O Réu em resposta nega a alegação e afirma que as "Plaintiffs" pertencem ao quadro de
prostitutas popularmente chamadas "Tia Grande" que reúnem e coordenam outras
raparigas jovens envolvidas no negócio do trabalho sexual comercial e com o seu peso de
ligação cajulam sempre outras raparigas jovens que necessitam de ajuda na prostituição
em seu próprio benefício.
É um princípio geral do direito que aquele que afirma deve provar.
A regra de que a prova repousa sobre aquele que afirma e não sobre aquele que nega é
uma regra antiga fundada na consideração do senso comum e não deve ser afastado sem
razões fortes. Isto foi declarado por Lord Maugham no caso da
LINHA
CONSTANTINA V.
IMPERIAL SMELTING CORPORATION (1942)
A.C 154 em P. 174.
O ónus da prova dos factos da sua alegação recai sobre os queixosos e estes são
obrigados a apresentar provas que apoiem as alegações feitas no seu Pedido de
Origem.
No caso Falana & anor V. República do Benin & 2 Ors (2012) Não comunicado, este
Tribunal decidiu que “facto e que falhará se esse facto não atingir o nível de prova que
persuadirá o tribunal a acreditar na declaração da reclamação”.
Do mesmo modo, em PETROSTAR (NIGÉRIA) LIMITED V. BLACKBERRY NIGERIA
LIMITED & 1 OU CCJELR (2011), o tribunal, na sua consideração, reiterou o princípio
cardinal de direito que "aquele que alega deve provar". Por conseguinte, quando uma
parte afirma um facto, deve apresentar provas para fundamentar a alegação.
Embora o ónus da prova recaia sobre a parte que afirma o património, quando há uma
admissão expressa ou implícita por parte do Réu, não é necessária qualquer outra prova.

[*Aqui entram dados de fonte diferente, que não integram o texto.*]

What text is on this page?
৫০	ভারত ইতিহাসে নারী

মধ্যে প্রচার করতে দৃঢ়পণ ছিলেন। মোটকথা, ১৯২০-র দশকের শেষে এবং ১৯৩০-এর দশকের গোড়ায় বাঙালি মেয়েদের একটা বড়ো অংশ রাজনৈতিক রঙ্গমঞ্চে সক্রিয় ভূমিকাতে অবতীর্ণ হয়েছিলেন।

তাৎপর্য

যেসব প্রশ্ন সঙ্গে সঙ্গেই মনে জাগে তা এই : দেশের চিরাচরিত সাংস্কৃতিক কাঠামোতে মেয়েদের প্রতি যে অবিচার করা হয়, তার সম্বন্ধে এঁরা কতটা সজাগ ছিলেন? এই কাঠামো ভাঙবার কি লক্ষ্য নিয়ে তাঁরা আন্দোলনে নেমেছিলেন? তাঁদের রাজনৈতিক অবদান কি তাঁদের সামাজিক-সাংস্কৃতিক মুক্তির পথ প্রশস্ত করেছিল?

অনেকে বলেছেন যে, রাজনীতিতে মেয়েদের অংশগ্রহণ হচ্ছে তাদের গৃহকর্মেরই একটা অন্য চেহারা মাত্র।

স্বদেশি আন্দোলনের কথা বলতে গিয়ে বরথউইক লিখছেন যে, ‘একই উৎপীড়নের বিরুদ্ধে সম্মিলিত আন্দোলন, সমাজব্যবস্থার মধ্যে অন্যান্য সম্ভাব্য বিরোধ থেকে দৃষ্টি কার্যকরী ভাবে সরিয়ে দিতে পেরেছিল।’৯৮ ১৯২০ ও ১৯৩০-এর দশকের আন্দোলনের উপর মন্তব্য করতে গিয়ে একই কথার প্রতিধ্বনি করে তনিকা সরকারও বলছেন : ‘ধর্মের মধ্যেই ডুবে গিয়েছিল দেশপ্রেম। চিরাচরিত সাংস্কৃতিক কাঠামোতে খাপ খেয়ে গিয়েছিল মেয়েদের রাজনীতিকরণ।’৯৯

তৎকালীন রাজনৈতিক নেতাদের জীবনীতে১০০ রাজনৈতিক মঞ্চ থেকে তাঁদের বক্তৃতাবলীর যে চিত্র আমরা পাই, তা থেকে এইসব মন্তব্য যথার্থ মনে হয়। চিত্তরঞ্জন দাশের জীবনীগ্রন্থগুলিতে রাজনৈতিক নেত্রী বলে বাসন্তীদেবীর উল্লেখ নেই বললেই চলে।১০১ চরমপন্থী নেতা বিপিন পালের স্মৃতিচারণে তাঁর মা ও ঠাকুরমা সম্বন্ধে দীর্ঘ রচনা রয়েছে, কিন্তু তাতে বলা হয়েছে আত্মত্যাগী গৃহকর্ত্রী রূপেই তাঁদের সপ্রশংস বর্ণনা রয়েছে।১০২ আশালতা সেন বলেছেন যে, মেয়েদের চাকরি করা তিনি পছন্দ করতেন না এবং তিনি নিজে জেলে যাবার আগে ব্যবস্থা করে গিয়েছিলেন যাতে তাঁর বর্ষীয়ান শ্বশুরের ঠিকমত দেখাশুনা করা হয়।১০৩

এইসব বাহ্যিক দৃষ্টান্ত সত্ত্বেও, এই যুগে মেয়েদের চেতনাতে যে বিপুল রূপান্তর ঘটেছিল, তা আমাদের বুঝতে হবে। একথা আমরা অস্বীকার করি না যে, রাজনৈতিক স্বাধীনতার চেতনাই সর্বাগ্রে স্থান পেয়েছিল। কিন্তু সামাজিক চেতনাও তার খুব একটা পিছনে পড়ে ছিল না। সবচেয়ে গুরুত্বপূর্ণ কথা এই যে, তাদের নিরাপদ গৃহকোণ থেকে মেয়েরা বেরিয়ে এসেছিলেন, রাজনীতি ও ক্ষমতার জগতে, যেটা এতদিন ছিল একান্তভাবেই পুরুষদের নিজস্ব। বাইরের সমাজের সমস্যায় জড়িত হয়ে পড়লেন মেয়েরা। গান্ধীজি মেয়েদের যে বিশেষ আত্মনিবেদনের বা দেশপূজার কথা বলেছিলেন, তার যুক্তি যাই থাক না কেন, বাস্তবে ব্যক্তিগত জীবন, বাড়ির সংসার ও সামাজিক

O Réu no parágrafo 2.04 da sua declaração de defesa negou a alegação de prisão e
detenção dos Requerentes e afirma ainda que não existem registos da referida prisão e/ou
detenção pela Polícia Nigeriana, pelos militares nigerianos ou por homens da AEPBnão
deve ser afastado sem razões fortes. Isto foi declarado por Lord Maugham no
caso
da LINHA CONSTANTINA V.
IMPERIAL SMELTING
CORPORATION (1942) A.C 154 em P. 174.